= Stadium truck =

Traxxas Jato 3.3 nitro powered stadium truck

A stadium truck is a small, off-road radio-controlled car, either rear wheel drive (example: Traxxas Rustler) or four wheel drive (example: Arrma Vorteks 4x4). Stadium trucks are distinct from other types of off-road R/C vehicles, such as buggies and short course trucks, by their combination of truck-style bodies and open-wheeled layout.

==Construction==
The construction of most manufacturers' stadium trucks, are similar to those of buggies. Most feature wheels and tires that are both larger in diameter and wider for increased ground clearance and improved handling and stability. The chassis of most electric powered models is constructed of plastic or a fiber/plastic composite while internal combustion powered models typically have chassis made of aluminum.

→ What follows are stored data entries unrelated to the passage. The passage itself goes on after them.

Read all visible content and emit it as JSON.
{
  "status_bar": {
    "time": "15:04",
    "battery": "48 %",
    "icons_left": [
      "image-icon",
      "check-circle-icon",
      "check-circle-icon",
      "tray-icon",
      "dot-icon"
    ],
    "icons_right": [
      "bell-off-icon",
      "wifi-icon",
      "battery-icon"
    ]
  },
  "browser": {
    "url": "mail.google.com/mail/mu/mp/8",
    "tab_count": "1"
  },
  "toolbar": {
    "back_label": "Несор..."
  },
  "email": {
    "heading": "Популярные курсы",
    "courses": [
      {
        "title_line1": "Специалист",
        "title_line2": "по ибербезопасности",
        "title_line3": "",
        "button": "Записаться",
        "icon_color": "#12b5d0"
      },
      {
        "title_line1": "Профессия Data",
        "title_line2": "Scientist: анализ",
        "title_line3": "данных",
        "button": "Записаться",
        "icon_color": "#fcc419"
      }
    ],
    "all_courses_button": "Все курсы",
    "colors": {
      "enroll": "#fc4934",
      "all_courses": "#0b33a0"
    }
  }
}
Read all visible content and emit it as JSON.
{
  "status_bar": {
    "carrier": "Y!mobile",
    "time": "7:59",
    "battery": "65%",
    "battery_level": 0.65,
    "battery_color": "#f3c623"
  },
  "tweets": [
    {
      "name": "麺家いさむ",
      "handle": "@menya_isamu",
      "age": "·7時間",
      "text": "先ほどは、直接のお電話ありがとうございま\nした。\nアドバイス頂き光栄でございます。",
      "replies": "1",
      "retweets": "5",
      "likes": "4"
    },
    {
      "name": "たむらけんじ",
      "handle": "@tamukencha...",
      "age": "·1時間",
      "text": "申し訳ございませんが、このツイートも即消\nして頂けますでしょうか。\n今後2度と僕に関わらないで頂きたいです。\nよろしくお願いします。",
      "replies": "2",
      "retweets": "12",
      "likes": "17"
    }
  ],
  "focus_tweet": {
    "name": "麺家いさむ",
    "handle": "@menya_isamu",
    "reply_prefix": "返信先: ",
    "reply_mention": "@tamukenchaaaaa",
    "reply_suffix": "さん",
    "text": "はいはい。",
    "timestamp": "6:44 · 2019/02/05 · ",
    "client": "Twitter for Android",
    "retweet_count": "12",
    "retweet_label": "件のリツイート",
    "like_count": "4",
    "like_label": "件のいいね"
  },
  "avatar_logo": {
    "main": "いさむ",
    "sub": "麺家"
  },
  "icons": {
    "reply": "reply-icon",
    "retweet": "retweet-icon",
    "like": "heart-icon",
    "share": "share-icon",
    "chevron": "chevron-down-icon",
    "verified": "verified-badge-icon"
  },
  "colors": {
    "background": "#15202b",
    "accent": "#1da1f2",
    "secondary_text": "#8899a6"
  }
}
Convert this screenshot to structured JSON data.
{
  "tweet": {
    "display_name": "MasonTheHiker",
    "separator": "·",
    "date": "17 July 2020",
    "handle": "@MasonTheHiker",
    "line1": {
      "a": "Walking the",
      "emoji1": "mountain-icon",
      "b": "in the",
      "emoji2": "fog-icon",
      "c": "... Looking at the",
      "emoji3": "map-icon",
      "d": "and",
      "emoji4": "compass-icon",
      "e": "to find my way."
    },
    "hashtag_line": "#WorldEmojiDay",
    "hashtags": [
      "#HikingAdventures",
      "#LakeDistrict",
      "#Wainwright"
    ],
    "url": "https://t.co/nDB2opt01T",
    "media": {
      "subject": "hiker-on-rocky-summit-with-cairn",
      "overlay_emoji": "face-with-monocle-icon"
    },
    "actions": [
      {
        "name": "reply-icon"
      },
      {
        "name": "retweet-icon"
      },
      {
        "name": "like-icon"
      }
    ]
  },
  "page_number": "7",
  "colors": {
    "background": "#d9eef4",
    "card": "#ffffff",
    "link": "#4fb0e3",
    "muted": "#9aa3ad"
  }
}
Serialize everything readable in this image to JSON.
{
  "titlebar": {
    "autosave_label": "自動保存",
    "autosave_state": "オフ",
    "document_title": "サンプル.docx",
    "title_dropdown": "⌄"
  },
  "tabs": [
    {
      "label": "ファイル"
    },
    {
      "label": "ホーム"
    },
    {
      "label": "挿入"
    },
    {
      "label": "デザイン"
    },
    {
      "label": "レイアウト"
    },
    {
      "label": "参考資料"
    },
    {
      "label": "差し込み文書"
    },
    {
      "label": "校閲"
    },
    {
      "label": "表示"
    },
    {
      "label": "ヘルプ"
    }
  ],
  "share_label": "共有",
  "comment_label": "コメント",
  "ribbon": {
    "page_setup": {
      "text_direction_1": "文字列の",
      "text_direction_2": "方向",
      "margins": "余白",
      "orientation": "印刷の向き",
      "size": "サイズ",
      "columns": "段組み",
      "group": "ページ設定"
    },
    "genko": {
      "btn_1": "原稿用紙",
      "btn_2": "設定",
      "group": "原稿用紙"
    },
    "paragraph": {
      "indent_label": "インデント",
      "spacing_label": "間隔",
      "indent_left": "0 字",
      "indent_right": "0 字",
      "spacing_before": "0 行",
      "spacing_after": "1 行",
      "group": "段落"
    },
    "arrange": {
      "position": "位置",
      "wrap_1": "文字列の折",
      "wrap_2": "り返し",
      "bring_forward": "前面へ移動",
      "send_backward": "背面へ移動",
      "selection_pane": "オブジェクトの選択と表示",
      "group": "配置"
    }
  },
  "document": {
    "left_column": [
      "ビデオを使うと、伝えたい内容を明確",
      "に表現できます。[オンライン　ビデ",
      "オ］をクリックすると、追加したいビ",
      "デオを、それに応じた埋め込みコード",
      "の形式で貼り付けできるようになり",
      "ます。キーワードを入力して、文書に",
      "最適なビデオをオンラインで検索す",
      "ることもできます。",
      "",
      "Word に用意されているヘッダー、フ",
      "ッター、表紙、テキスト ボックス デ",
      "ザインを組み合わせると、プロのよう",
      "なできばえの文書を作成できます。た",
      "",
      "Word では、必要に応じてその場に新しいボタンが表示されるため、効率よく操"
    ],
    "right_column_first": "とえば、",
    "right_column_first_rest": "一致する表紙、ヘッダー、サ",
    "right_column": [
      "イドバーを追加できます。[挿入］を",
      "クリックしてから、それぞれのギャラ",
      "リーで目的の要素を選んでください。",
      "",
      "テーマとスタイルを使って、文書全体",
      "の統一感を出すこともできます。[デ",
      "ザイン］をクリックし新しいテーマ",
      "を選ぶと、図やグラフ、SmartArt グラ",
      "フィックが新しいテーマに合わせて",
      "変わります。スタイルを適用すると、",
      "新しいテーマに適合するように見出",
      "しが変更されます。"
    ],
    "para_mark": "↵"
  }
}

Their appearance loosely resembles that of full scale trophy trucks and short-course trucks. The primary difference is that the tires and suspension components extend far outboard of the body, similar to open wheel cars. Short course trucks, a similar type of R/C car, much more closely resemble full-size trophy trucks.

Although stadium trucks have no direct full-size counterpart, their name refers to types of full-size R/C vehicles that are raced on a closed circuit or stadium rather than a long, outdoor road course. The R/C vehicles themselves are also often raced in an indoor, stadium-like setting.